Psedudoreplication or sampling bias? It’s not clear to me if the example above is a case of pseudoreplication or sampling bias, it’s probably both.

This is clearly pseudoreplication because unearned confidence in our estimated hybrid seed proportion comes from the fact that our repeated measurements come from one location for each flower color. Thus our estimate of hybrid seed proportion is shielded from the variation across locations.

This is also a case of bias because the locations had different things going on which systematically altered the probability of hybrid seed set.

Spatial non-independence

Two researchers on a sunny, grassy hillside. One is kneeling and placing her hands inside a square quadrat frame that is laid on the ground over a patch of low-lying plants. — Figure 2: Former postdocs Shelley Sianta and Lauren Carley sampling *Clarkia* with a quadrat!

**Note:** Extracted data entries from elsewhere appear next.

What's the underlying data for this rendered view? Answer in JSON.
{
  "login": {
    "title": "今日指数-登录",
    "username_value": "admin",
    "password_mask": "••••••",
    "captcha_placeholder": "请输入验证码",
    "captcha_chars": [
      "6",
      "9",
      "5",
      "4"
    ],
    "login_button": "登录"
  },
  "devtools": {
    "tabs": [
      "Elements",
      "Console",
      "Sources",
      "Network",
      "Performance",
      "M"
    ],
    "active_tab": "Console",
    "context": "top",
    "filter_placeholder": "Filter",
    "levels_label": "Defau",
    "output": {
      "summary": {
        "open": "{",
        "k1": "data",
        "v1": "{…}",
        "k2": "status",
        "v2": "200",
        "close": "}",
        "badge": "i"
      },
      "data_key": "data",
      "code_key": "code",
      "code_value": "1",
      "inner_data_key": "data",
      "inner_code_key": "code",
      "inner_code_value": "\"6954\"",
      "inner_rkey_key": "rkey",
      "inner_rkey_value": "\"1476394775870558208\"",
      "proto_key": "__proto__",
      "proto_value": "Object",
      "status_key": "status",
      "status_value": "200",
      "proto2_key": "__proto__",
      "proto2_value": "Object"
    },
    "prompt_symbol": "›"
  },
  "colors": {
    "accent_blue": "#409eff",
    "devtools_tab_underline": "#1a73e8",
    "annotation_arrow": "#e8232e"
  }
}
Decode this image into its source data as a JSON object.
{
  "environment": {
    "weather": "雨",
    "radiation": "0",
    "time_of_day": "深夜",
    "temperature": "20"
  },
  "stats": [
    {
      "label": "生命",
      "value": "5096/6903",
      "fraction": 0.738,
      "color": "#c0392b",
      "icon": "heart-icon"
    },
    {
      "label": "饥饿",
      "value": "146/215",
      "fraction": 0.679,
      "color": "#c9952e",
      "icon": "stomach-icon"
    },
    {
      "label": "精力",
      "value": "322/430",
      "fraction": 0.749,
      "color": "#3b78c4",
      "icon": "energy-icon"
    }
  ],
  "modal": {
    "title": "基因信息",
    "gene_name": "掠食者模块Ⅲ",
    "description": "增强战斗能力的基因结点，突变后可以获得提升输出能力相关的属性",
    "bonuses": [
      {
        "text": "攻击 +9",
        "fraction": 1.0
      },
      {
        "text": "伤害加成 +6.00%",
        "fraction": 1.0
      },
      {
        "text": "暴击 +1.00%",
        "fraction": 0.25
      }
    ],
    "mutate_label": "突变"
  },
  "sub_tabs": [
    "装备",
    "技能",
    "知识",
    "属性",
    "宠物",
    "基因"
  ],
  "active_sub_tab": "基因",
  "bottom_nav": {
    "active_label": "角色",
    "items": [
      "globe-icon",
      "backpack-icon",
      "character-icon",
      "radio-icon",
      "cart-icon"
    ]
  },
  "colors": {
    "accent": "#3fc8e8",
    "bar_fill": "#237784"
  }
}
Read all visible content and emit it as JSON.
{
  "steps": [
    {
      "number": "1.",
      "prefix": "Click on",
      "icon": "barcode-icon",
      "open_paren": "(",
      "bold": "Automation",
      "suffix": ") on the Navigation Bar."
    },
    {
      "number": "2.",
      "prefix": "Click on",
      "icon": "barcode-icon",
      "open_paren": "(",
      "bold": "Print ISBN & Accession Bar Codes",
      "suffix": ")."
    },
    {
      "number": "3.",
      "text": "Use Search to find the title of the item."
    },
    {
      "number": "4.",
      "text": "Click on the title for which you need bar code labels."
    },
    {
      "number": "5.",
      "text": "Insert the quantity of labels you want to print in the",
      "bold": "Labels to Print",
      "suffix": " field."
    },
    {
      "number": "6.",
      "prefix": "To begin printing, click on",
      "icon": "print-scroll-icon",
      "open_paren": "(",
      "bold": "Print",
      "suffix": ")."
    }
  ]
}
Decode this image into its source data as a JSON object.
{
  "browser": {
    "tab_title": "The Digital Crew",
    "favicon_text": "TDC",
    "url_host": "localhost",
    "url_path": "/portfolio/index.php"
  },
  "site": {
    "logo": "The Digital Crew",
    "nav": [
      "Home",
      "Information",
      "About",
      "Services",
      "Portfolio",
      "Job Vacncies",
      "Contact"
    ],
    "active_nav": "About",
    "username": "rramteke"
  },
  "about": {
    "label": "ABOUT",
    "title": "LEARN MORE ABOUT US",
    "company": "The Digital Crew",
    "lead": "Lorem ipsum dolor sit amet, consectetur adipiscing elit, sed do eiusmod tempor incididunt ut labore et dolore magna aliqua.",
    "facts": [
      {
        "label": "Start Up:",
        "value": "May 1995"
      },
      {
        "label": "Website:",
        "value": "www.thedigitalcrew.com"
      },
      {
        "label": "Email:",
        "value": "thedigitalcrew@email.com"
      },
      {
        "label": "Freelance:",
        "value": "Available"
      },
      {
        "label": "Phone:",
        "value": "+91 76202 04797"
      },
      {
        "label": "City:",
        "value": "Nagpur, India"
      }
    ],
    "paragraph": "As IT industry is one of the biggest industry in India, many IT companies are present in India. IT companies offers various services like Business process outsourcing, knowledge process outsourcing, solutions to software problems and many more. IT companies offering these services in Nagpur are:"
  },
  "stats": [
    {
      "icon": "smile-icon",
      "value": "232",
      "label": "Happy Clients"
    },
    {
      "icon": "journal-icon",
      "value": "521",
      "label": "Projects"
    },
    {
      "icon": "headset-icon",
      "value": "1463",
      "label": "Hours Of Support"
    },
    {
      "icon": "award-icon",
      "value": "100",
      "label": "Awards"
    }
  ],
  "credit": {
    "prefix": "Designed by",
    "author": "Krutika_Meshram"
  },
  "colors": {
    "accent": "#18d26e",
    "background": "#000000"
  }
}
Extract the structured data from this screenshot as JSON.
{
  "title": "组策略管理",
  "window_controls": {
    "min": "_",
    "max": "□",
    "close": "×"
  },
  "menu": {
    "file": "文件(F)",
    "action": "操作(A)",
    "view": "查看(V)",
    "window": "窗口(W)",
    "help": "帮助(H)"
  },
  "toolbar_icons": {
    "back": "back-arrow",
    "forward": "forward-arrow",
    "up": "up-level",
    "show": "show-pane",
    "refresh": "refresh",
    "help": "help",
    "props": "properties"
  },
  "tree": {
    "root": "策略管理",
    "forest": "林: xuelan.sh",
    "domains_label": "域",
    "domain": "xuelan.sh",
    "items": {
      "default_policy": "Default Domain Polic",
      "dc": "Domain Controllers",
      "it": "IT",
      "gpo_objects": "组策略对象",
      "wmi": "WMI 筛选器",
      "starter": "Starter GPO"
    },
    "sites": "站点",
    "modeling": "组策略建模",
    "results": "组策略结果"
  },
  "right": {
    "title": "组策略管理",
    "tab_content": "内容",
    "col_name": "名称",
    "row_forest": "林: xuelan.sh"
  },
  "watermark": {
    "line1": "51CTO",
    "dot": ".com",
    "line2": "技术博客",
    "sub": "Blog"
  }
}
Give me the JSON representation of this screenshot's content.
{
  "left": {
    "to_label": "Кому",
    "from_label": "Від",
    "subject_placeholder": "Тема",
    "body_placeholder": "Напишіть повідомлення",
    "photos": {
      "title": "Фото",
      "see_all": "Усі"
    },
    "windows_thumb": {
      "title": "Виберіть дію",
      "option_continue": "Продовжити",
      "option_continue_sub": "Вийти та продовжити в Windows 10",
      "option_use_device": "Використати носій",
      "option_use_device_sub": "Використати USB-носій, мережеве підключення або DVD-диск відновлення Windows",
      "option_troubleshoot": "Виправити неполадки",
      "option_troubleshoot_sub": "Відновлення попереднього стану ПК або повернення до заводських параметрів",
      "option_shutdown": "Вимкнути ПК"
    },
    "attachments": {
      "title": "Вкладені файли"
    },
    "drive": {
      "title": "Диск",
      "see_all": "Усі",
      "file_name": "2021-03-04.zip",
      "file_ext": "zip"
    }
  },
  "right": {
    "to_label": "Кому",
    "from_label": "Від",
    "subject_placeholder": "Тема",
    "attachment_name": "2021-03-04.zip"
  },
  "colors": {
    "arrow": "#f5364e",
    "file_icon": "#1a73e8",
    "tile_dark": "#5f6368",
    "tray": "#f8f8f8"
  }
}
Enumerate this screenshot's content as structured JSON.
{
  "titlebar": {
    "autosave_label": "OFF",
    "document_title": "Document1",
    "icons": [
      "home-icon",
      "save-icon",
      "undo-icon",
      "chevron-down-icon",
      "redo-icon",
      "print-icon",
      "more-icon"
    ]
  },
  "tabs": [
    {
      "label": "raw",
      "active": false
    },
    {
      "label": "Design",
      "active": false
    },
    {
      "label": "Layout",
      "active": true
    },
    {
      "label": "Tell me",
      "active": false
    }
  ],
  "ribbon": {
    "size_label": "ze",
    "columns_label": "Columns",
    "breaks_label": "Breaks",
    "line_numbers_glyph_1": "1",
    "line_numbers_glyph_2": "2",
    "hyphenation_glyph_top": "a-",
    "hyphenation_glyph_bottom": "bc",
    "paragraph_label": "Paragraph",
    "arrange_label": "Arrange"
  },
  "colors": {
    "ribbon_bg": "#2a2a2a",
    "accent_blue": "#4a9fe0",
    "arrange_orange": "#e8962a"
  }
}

Returning to our survey of the natural hybrid zone at “GC” say that rather than conveniently sampling near the main road (as we did in the sampling bias section) you decide to do something that you hope will generate a random sample. You decide to use your computer to randomly select a location in the field site. You center a 1x1 meter quadrat and then sample every single plant inside it. You do this repeatedly (making minor adjustments in the case that the quadrat overlaps a previously sampled region to avoid double counting). Unfortunately, you are still sampling non-independently.

The Issue: This is a form of cluster sampling. As above, the plants within that one quadrat are not independent. They share the same microhabitat and are more likely to be the same subspecies or hybrid status than to plants 100 meters away.
The consequence: We would be more certain in our conclusions than we deserve.
Potential solutions: Just sample the plant in the grid closest to the randomly chosen point.

Non-independence generates a false sense of certainty. The core problem is that with non-independence your effective sample size — the number of independent pieces of information you have — is much smaller than the number of plants you measured.